Mercer: My favorite moments are when students pop into my office for advice or to share a life-changing event such as an engagement or job offer. I absolutely love it when graduates return to my classroom to present to my classes. Students really appreciate hearing how these alumni are using the skills that they learned in the IS department in their jobs today. Seeing the students transformed into confident business professionals is very rewarding.
Grogan: I remember a second grade boy who struggled to read having an ‘aha’ moment beside me. He read sentences in a pocket chart, quietly whispered, “I read that” and then yelled it to the group. I still remember his excitement.
Do you have any message you would like to leave for your students, past present or future?

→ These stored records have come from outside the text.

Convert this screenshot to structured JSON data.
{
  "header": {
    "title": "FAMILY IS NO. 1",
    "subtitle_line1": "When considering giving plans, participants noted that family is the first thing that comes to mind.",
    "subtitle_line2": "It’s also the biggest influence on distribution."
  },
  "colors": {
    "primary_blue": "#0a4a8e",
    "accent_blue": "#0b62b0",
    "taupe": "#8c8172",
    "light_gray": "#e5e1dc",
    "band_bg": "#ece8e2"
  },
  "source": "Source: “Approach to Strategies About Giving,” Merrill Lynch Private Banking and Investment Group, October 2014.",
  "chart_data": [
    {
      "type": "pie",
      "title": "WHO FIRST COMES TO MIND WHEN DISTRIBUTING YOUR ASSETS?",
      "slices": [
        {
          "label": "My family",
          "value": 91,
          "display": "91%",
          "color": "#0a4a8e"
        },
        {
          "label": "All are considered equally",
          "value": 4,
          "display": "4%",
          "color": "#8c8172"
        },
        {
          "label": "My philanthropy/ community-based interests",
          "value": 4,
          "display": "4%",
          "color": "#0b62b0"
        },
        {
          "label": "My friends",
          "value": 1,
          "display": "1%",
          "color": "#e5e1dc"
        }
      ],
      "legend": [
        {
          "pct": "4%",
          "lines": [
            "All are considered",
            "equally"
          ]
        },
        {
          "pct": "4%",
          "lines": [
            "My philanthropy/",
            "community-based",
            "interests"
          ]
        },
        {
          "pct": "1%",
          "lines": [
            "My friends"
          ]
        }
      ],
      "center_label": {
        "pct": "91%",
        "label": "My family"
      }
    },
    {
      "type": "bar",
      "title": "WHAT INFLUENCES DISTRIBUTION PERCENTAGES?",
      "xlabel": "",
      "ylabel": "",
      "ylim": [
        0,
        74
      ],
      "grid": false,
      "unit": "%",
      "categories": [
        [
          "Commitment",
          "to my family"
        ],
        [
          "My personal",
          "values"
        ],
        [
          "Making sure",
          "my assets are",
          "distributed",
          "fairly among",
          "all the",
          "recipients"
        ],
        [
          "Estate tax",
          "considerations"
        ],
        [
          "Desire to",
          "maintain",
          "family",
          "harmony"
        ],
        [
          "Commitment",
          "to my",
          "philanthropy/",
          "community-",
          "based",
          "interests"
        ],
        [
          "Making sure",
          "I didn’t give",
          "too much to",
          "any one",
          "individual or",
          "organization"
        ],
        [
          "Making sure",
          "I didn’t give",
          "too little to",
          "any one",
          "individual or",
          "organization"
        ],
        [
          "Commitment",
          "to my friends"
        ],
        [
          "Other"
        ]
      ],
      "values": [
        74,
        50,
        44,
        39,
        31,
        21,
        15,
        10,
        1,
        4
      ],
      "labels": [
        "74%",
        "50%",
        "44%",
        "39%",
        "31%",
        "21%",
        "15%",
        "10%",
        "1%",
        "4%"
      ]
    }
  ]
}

Mercer: Never stop learning. Always work to improve your spiritual, personal and professional lives. But, don’t be too hard on yourself. Your career is important, but nothing’s more important than your relationship with God, your family and your friends.
Grogan: No matter what your environment tells you or the world news, stand on the firm ground of the word of God. He is the truth when the truth seems hard to find. He is constant and faithful when you are not. Always be grateful.
What other passions do you have outside of your career? If you weren’t a teacher, what would you want to be?
Mercer: I enjoy playing board games with family, reading, cooking/baking, sports and gardening. I always wanted to own a flower farm or be a florist since flowers bring me such joy. I also would enjoy being an editor, because I always seem to find at least one mistake in every book I read. It’s now become a challenge of mine to find a mistake in every book I read, so it’d be nice to be paid for finding such mistakes.
Grogan: I would be a world traveler or an artist. I hope to draw and paint more in my retirement. It isn’t easy to carve out time for that these days.